Another Law of Small Numbers relates to the fact that in the United States, food manufacturers are permitted an error of plus or minus 20 percent when estimating carbohydrate content on product labels. For a customary 150-gram carbohydrate portion of pasta, this boils down to a typical blood sugar uncertainty of 150 mg/ dl (5 mg/ dl/ gm x 150 gm x 20 percent). For 2 cups of salad containing a total of only 12 grams carbohydrate, the blood sugar uncertainty would be only plus or minus 12 mg/ dl. The uncertainties in food value books may sometimes be double or quadruple those on labels, making high carb values even more risky.
Bottom line: observing the Laws of Small Numbers in counting carbs and, correspondingly, injecting insulin will help you get control of your diabetes or your weight.
Diminished Phase I Insulin Response
The normal blood insulin response to a meal comes in two phases. During the time between meals, your body stores up insulin in order to respond to the next meal.

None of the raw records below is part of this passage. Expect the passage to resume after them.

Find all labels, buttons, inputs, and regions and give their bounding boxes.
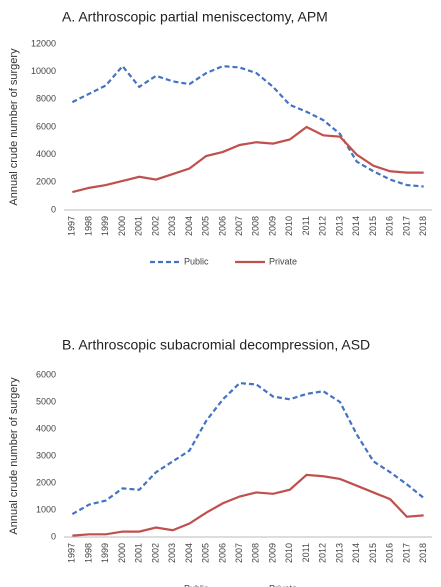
x-tick-label: 2018 <box>418 216 428 236</box>
x-tick-label: 2002 <box>150 216 160 236</box>
x-tick-label: 2007 <box>234 216 244 236</box>
x-tick-label: 2003 <box>167 543 177 563</box>
x-tick-label: 2002 <box>150 543 160 563</box>
legend-label: Public <box>184 583 209 587</box>
x-tick-label: 1999 <box>100 216 110 236</box>
x-tick-label: 1997 <box>67 216 77 236</box>
legend-label: Public <box>184 256 209 266</box>
y-tick-label: 2000 <box>36 477 56 487</box>
x-tick-label: 2005 <box>201 543 211 563</box>
x-tick-label: 2010 <box>284 543 294 563</box>
x-tick-label: 2009 <box>267 543 277 563</box>
y-tick-label: 1000 <box>36 504 56 514</box>
x-tick-label: 2011 <box>301 543 311 562</box>
x-tick-label: 2001 <box>134 543 144 563</box>
x-tick-label: 2013 <box>334 216 344 236</box>
x-tick-label: 2013 <box>334 543 344 563</box>
x-tick-label: 2004 <box>184 543 194 563</box>
y-tick-label: 5000 <box>36 396 56 406</box>
x-tick-label: 2018 <box>418 543 428 563</box>
series-line <box>72 125 424 194</box>
x-tick-label: 2016 <box>385 543 395 563</box>
y-tick-label: 12000 <box>31 38 56 48</box>
x-tick-label: 2000 <box>117 216 127 236</box>
y-tick-label: 6000 <box>36 121 56 131</box>
x-tick-label: 2017 <box>401 543 411 563</box>
x-tick-label: 2003 <box>167 216 177 236</box>
y-axis-label: Annual crude number of surgery <box>8 48 20 206</box>
x-tick-label: 2012 <box>318 543 328 563</box>
y-tick-label: 2000 <box>36 177 56 187</box>
x-tick-label: 2000 <box>117 543 127 563</box>
x-tick-label: 2017 <box>401 216 411 236</box>
series-line <box>72 473 424 537</box>
x-tick-label: 2012 <box>318 216 328 236</box>
chart-title: B. Arthroscopic subacromial decompressio… <box>62 337 370 353</box>
x-tick-label: 2008 <box>251 543 261 563</box>
y-tick-label: 4000 <box>36 149 56 159</box>
x-tick-label: 2008 <box>251 216 261 236</box>
x-tick-label: 1997 <box>67 543 77 563</box>
x-tick-label: 2006 <box>217 543 227 563</box>
legend-label: Private <box>269 583 297 587</box>
x-tick-label: 2014 <box>351 216 361 236</box>
x-tick-label: 2015 <box>368 543 378 563</box>
x-tick-label: 2004 <box>184 216 194 236</box>
x-tick-label: 2010 <box>284 216 294 236</box>
legend-label: Private <box>269 256 297 266</box>
x-tick-label: 1999 <box>100 543 110 563</box>
x-tick-label: 2007 <box>234 543 244 563</box>
x-tick-label: 2015 <box>368 216 378 236</box>
y-axis-label: Annual crude number of surgery <box>8 377 20 535</box>
x-tick-label: 2014 <box>351 543 361 563</box>
x-tick-label: 2016 <box>385 216 395 236</box>
y-tick-label: 4000 <box>36 423 56 433</box>
series-line <box>71 64 424 188</box>
x-tick-label: 1998 <box>83 543 93 563</box>
y-tick-label: 8000 <box>36 94 56 104</box>
y-tick-label: 10000 <box>31 66 56 76</box>
y-tick-label: 6000 <box>36 369 56 379</box>
x-tick-label: 1998 <box>83 216 93 236</box>
x-tick-label: 2006 <box>217 216 227 236</box>
y-tick-label: 3000 <box>36 450 56 460</box>
x-tick-label: 2001 <box>134 216 144 236</box>
chart-title: A. Arthroscopic partial meniscectomy, AP… <box>62 9 328 25</box>
x-tick-label: 2005 <box>201 216 211 236</box>
x-tick-label: 2009 <box>267 216 277 236</box>
x-tick-label: 2011 <box>301 216 311 235</box>
y-tick-label: 0 <box>51 531 56 541</box>
series-line <box>71 381 425 516</box>
y-tick-label: 0 <box>51 204 56 214</box>
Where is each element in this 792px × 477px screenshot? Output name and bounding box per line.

When you eat, phase I is the instant release of stored insulin in response to the "glucose challenge" of the meal you've started to eat, and it prevents a sharp rise in blood sugars. Phase II is slower and longer in duration, and consists of the release of insulin as your body is making it.

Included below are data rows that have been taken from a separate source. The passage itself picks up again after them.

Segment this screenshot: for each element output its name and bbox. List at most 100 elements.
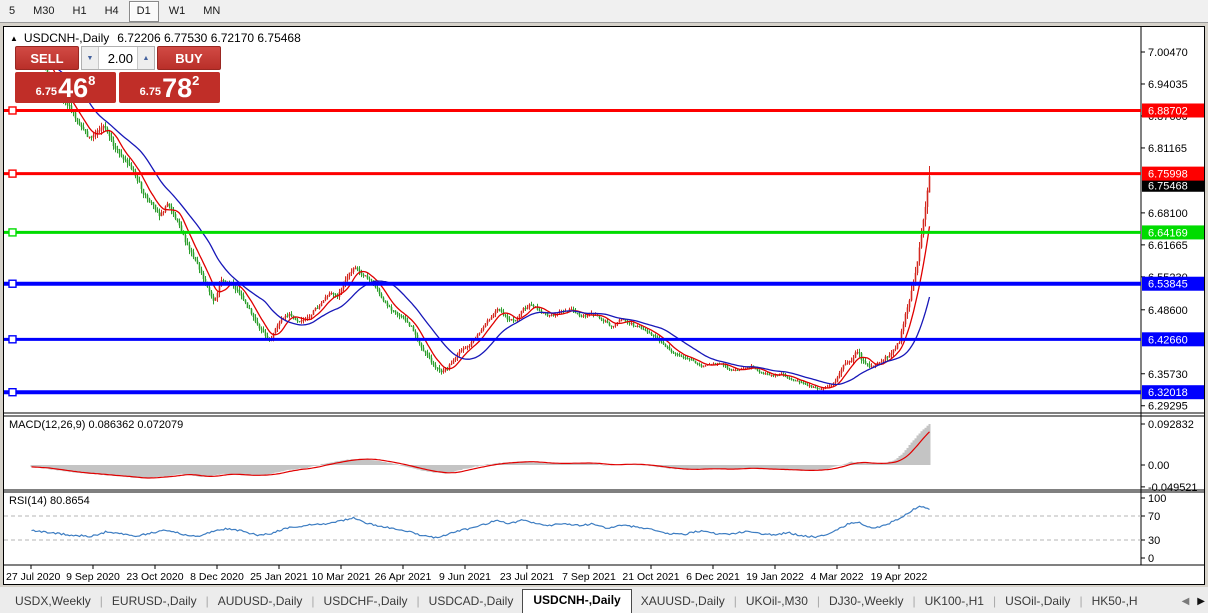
timeframe-toolbar: 5 M30 H1 H4 D1 W1 MN <box>0 0 1208 23</box>
triangle-up-icon: ▲ <box>142 54 150 62</box>
rsi-indicator-label: RSI(14) 80.8654 <box>9 495 90 507</box>
svg-text:26 Apr 2021: 26 Apr 2021 <box>375 571 432 583</box>
svg-text:-0.049521: -0.049521 <box>1148 482 1198 494</box>
trade-prices-row: 6.75 46 8 6.75 78 2 <box>15 72 221 103</box>
collapse-panel-icon[interactable]: ▲ <box>10 33 18 43</box>
buy-price-display[interactable]: 6.75 78 2 <box>119 72 220 103</box>
tab-dj30-weekly[interactable]: DJ30-,Weekly <box>829 594 904 608</box>
rsi-line <box>31 505 930 539</box>
tab-usdx-weekly[interactable]: USDX,Weekly <box>15 594 91 608</box>
svg-text:6.29295: 6.29295 <box>1148 401 1188 413</box>
sell-price-prefix: 6.75 <box>35 86 58 98</box>
tab-ukoil-m30[interactable]: UKOil-,M30 <box>745 594 808 608</box>
rsi-pane <box>4 505 1141 541</box>
level-price-label-6.42660 <box>1142 332 1204 347</box>
volume-decrease-button[interactable]: ▼ <box>82 47 99 69</box>
sell-price-sup: 8 <box>88 73 96 88</box>
buy-button[interactable]: BUY <box>157 46 221 70</box>
svg-text:6.48600: 6.48600 <box>1148 305 1188 317</box>
tab-usoil-daily[interactable]: USOil-,Daily <box>1005 594 1071 608</box>
chart-tabs: USDX,Weekly | EURUSD-,Daily | AUDUSD-,Daily |… <box>6 589 1147 613</box>
svg-text:6.42660: 6.42660 <box>1148 334 1188 346</box>
hline-handle-6.42660[interactable] <box>8 335 17 344</box>
svg-text:6.81165: 6.81165 <box>1148 143 1187 155</box>
tab-separator: | <box>205 594 209 608</box>
svg-text:23 Oct 2020: 23 Oct 2020 <box>126 571 183 583</box>
buy-price-prefix: 6.75 <box>139 86 162 98</box>
tab-usdchf-daily[interactable]: USDCHF-,Daily <box>323 594 408 608</box>
svg-text:21 Oct 2021: 21 Oct 2021 <box>622 571 679 583</box>
tab-uk100-h1[interactable]: UK100-,H1 <box>924 594 984 608</box>
tab-separator: | <box>733 594 737 608</box>
svg-text:25 Jan 2021: 25 Jan 2021 <box>250 571 308 583</box>
tab-separator: | <box>816 594 820 608</box>
svg-text:6.32018: 6.32018 <box>1148 387 1188 399</box>
sell-price-big: 46 <box>58 73 89 104</box>
svg-text:8 Dec 2020: 8 Dec 2020 <box>190 571 244 583</box>
timeframe-button-d1[interactable]: D1 <box>128 0 159 22</box>
price-axis: 7.004706.940356.876006.811656.681006.616… <box>1141 47 1204 413</box>
chart-ohlc-values: 6.72206 6.77530 6.72170 6.75468 <box>117 31 301 45</box>
timeframe-button-mn[interactable]: MN <box>203 4 221 17</box>
hline-handle-6.75998[interactable] <box>8 169 17 178</box>
macd-histogram <box>30 423 931 479</box>
timeframe-button-m30[interactable]: M30 <box>33 4 55 17</box>
volume-spinner: ▼ 2.00 ▲ <box>81 46 155 70</box>
chart-canvas[interactable]: 7.004706.940356.876006.811656.681006.616… <box>4 27 1204 584</box>
macd-indicator-label: MACD(12,26,9) 0.086362 0.072079 <box>9 419 184 431</box>
svg-text:6.64169: 6.64169 <box>1148 227 1188 239</box>
chart-tab-bar: USDX,Weekly | EURUSD-,Daily | AUDUSD-,Daily |… <box>0 587 1208 613</box>
tab-eurusd-daily[interactable]: EURUSD-,Daily <box>111 594 197 608</box>
sell-button[interactable]: SELL <box>15 46 79 70</box>
svg-text:6.75468: 6.75468 <box>1148 180 1188 192</box>
svg-text:19 Apr 2022: 19 Apr 2022 <box>871 571 928 583</box>
sell-price-display[interactable]: 6.75 46 8 <box>15 72 116 103</box>
svg-text:19 Jan 2022: 19 Jan 2022 <box>746 571 804 583</box>
svg-text:100: 100 <box>1148 493 1166 505</box>
pane-borders <box>4 27 1204 566</box>
tab-separator: | <box>99 594 103 608</box>
svg-text:30: 30 <box>1148 535 1160 547</box>
level-price-label-6.75998 <box>1142 166 1204 181</box>
svg-text:6.61665: 6.61665 <box>1148 240 1188 252</box>
hline-handle-6.88702[interactable] <box>8 106 17 115</box>
timeframe-button-w1[interactable]: W1 <box>168 4 186 17</box>
hline-handle-6.32018[interactable] <box>8 388 17 397</box>
tabs-scroll-left-button[interactable]: ◀ <box>1181 596 1190 607</box>
svg-text:4 Mar 2022: 4 Mar 2022 <box>810 571 863 583</box>
macd-signal-line <box>31 431 930 479</box>
svg-text:6.94035: 6.94035 <box>1148 79 1188 91</box>
tab-xauusd-daily[interactable]: XAUUSD-,Daily <box>640 594 725 608</box>
one-click-trading-panel: SELL ▼ 2.00 ▲ BUY 6.75 46 8 6.75 78 2 <box>15 46 221 103</box>
tab-usdcad-daily[interactable]: USDCAD-,Daily <box>428 594 514 608</box>
tabs-scroll-right-button[interactable]: ▶ <box>1197 596 1205 607</box>
buy-price-sup: 2 <box>192 73 200 88</box>
svg-text:6.53845: 6.53845 <box>1148 279 1188 291</box>
hline-handle-6.53845[interactable] <box>8 279 17 288</box>
tab-separator: | <box>311 594 315 608</box>
trade-controls-row: SELL ▼ 2.00 ▲ BUY <box>15 46 221 70</box>
tab-separator: | <box>1079 594 1083 608</box>
level-price-label-6.32018 <box>1142 385 1204 400</box>
volume-input[interactable]: 2.00 <box>99 47 137 69</box>
svg-text:6.75998: 6.75998 <box>1148 169 1188 181</box>
svg-text:7 Sep 2021: 7 Sep 2021 <box>562 571 616 583</box>
volume-increase-button[interactable]: ▲ <box>137 47 154 69</box>
svg-text:70: 70 <box>1148 511 1160 523</box>
buy-price-big: 78 <box>162 73 193 104</box>
timeframe-button-h4[interactable]: H4 <box>104 4 119 17</box>
svg-text:0.00: 0.00 <box>1148 460 1169 472</box>
tab-hk50-h[interactable]: HK50-,H <box>1091 594 1138 608</box>
tab-separator: | <box>416 594 420 608</box>
tab-audusd-daily[interactable]: AUDUSD-,Daily <box>217 594 303 608</box>
svg-text:7.00470: 7.00470 <box>1148 47 1188 59</box>
svg-text:23 Jul 2021: 23 Jul 2021 <box>500 571 554 583</box>
chart-symbol-label: USDCNH-,Daily <box>23 31 110 45</box>
timeframe-button-5[interactable]: 5 <box>9 4 16 17</box>
tab-usdcnh-daily[interactable]: USDCNH-,Daily <box>522 589 632 613</box>
timeframe-button-h1[interactable]: H1 <box>72 4 87 17</box>
hline-handle-6.64169[interactable] <box>8 228 17 237</box>
svg-text:9 Sep 2020: 9 Sep 2020 <box>66 571 120 583</box>
svg-text:6.35730: 6.35730 <box>1148 369 1188 381</box>
rsi-axis: 100 70 30 0 <box>1141 493 1166 565</box>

In type 1 diabetics both phases of blood insulin response are nonexistent. In type 2 diabetics the first phase is diminished or absent. This is one of the hallmarks of type 2, and the reason blood sugars can rise sharply shortly after beginning a meal. Intramuscular insulin injections approximate the phase II response, but there is no way, medically, to mimic the phase I response. Thus a low-carbohydrate diet, which requires less insulin, is absolutely essential for normalizing blood sugars.

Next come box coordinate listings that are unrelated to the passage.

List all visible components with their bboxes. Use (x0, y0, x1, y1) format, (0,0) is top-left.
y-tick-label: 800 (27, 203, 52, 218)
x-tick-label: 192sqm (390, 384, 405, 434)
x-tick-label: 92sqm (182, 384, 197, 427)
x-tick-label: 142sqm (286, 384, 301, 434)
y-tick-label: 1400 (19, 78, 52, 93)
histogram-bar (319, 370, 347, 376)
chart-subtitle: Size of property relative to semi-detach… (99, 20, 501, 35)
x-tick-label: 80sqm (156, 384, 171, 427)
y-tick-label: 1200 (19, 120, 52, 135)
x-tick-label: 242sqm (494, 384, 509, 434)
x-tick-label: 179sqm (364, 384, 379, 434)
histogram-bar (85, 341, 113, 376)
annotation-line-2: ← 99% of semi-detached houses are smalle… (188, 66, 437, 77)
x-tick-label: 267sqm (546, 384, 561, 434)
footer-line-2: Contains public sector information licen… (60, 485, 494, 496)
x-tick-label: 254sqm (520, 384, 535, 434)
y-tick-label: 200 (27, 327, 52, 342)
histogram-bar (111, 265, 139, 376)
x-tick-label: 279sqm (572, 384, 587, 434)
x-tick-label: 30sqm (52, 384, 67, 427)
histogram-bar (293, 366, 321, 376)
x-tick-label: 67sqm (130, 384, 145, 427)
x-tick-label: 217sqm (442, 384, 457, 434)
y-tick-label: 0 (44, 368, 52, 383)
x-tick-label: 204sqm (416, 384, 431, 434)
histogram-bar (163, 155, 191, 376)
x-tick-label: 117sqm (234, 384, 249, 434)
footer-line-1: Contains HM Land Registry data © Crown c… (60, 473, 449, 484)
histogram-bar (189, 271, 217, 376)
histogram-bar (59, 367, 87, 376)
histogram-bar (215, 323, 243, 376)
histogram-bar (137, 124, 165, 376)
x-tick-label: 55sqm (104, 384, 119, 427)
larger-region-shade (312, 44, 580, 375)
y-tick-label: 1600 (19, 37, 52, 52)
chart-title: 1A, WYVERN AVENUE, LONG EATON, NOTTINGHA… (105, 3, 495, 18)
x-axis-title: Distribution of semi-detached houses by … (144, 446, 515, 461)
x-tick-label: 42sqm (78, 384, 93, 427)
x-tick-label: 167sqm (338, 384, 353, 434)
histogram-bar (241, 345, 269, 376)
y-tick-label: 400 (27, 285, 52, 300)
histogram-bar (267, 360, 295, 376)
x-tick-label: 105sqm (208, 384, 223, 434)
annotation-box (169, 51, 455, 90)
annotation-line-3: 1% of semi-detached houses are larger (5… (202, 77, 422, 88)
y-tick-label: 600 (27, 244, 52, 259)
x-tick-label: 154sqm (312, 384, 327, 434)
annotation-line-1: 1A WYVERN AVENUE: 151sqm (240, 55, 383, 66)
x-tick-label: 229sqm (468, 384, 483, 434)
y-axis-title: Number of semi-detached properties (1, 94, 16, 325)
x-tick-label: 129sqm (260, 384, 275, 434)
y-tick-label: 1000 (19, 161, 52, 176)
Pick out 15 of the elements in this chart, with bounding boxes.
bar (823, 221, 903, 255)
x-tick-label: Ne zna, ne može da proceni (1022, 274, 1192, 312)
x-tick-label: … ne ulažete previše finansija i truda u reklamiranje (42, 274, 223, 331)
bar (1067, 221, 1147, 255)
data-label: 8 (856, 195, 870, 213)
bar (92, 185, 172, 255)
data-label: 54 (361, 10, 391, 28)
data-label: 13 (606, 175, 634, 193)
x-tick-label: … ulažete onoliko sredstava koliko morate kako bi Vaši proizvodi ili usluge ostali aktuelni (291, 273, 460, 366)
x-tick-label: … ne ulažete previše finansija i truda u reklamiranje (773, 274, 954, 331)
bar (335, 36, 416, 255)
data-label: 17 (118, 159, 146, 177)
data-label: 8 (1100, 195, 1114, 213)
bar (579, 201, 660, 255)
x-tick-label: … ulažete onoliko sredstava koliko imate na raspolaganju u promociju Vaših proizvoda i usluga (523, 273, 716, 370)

Gluconeogenesis is essentially Latin for "new creation of glucose." If you were a healthy nondiabetic and hadn't had a meal in 3 days, your blood sugar levels would probably still be essentially within a normal range. Why? The body can convert protein to glucose. This includes protein you cat, but also stored protein—as in your muscles and other tissues, which continually receive amino acids (the "building blocks" of protein) from and return them to the bloodstream. This constant exchange makes amino acids always available for conversion to glucose. So (to simplify) for the nondiabetic, if you haven't eaten, your body senses the drop in blood sugars and converts stored protein to glucose; meanwhile, the normal insulin response keeps blood sugars from going too high.
For the diabetic with a major insulin deficiency, the problem is that insulin response may not be enough to bring blood sugars back into line. So even though you haven't eaten, if you test your blood sugars you'll find they're high. In the old days, before insulin became available for injection, type 1 diabetics were said to melt away into sugar water.
In all likelihood, you won't be able to control this phenomenon by diet alone, particularly if you're a type 1 diabetic or a type 2 making too little insulin to offset your insulin resistance. For type 2s, appropriate weight loss and vigorous exercise may be essential to improving your body's sensitivity to insulin.